Jim and I rode up to our PA place yesterday afternoon to check on things. It was cold, yes, but the skies were blue and the air crisp and sharp. As we moved NW from home the winds picked up. Riding so snug and warm inside the car I didn't think about what that could mean for the "outside".
At the moment my head was filled with stories, stories I am learning for a solo program February 3 - a pick of multi-cultural old folktales for grown-ups. The title of the program is Rogue Tales - stories of intrigue and deception. As I work on them I think they are more about tricksters - tricksters that are still about in the world today. And relationships. In these stories the trickster is not always the one you expect it to be. In one story its a father, in another an old, conniving crone who traps a young husband, in another a couple who set out to trick each other. By definition - a rogue is a trickster.
Jim and I talked about the program. He has not heard the stories yet but relationships and sometimes tricksters are his business so he asks good questions. Questions that help me clarify the story.
So you see how it was that we reached the house and were startled when the wind nearly yanked the door off the car when we opened it and it was more bitterly cold than we had expected. When Jim opened the kitchen door I rushed in to get out of the cold - and found myself stepping into a freezer locker. Brrrrrrr. Much colder inside. We raced from room to room - turning on floor heaters. I heated water from the Polar Water bottle for hot chocolate - just to feel the hot cup in my stiffening fingers. Jim asured me, "it won't take long to warm up."
It was bitter cold inside the house. Houses are supposed to be warm. Its a shock when they aren't.
Cook, I thought. Make lunch. OK. I stepped to the sink to wash the lettuce and when I turned on the faucet - nothing happened. The pipes were frozen. Not surprising really - the house sits on an unprotected rise and the kitchen wall faces a field. Winds buffet this wall. In this case - freezing the kitchen sink water pipes.
All the other inside pipes were flowing. Taps open. Toilets flushing.
We had come to check on things, right?
Despite many warming cups of tea and hot chocolate by five o'clock I was ready to go home! It was still cold in the house. I hunkered down in our back bedroom where it was a little warmer than the other parts of the house. But that's not saying much. We packed up. Then checked the kitchen sink. The pipes were still frozen. I was ready to abandon ship regardless but a casual call home to our daughter, another owner, reminded us what a disaster we would face if it burst. Her warning and Jim's good sense prevailed. We stayed.
Quickly Jim had a roaring fire going in the living room wood stove. All the heaters were running. I hibernated in the bedroom - now having added several more layers of clothing. Then I remembered the electric blanket on our bed. It did not take 20 minutes for it to heat up and for me to snuggle in. Remember what General Electric used to say, "Live better electrically."
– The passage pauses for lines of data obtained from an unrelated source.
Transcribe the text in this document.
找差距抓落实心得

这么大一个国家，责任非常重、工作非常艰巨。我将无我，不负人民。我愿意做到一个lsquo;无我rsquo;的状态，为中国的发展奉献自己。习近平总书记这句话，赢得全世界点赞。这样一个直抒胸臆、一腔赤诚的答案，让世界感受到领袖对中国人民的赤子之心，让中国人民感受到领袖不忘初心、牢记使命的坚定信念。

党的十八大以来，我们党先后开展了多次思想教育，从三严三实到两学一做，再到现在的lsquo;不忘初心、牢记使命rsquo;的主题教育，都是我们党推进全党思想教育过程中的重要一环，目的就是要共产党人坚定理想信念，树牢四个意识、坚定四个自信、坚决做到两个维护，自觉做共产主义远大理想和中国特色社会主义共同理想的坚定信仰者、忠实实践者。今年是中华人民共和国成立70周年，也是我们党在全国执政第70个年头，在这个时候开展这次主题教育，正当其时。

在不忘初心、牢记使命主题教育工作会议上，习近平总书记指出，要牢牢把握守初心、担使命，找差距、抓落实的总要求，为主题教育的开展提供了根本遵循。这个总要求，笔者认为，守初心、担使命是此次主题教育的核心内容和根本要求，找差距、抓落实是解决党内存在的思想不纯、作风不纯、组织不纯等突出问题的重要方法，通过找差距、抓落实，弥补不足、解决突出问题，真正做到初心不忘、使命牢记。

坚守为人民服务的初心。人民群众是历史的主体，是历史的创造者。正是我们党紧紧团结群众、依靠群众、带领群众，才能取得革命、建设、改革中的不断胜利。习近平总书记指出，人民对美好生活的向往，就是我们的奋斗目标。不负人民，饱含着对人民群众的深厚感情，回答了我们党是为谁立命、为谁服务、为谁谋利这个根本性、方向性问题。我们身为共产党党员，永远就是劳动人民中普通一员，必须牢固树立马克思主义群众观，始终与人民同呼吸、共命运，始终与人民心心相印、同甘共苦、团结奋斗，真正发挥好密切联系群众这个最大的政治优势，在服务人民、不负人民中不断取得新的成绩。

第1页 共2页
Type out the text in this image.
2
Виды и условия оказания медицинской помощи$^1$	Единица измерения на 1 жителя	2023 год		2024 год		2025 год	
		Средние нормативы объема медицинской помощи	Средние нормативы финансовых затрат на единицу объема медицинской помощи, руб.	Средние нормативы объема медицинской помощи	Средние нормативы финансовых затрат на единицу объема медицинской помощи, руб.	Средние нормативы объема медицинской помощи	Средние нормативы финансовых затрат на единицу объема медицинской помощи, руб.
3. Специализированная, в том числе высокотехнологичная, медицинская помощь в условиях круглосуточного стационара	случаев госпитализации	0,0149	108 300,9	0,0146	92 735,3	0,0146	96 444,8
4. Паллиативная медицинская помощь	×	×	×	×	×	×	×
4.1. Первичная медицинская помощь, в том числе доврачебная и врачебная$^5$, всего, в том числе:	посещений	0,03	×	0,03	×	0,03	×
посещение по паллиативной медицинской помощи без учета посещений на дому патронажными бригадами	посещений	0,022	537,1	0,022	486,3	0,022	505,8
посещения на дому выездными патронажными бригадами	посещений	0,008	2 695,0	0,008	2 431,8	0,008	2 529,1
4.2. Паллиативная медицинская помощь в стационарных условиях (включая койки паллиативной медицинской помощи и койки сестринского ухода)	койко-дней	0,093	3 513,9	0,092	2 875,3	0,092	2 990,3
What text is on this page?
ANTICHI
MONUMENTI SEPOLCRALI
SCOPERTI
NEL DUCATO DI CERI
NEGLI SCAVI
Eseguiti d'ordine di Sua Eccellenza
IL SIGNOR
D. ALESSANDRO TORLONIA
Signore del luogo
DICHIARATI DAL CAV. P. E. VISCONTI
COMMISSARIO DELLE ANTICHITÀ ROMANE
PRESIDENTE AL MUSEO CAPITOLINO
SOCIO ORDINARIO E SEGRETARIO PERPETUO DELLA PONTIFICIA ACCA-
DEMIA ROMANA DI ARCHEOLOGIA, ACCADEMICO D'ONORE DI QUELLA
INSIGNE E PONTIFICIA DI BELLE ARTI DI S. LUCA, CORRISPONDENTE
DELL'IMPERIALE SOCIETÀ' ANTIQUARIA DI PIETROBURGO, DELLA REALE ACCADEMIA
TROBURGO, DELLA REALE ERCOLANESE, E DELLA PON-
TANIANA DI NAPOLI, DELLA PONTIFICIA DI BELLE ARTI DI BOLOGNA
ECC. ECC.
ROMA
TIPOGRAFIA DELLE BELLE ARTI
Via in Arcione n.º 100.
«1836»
I know. I know. Whining. What a wimp! But you have to understand - I am southern born, used to warmer climes, my blood is thin and I am shiver at the cold in a summer breeze.
As the winds whipped against the kitchen wall I thought of "Little House on the Prairie" where they had no choice but to stay put in hard times. My admiration for pioneer women soars. What a debt we owe them.
And a personal thank you to Thomas Alva Edison. Isn't he the one who harnassed electricity?
This morning I woke up warm as toast under a mound of blankets. As I savored the warmth of the electric blanket a few more minutes, I thought of the story I told last week at the ANS pre-school. "Why the Bear Sleeps All Winter" and I felt a new kinship with bears. Smart, aren't they?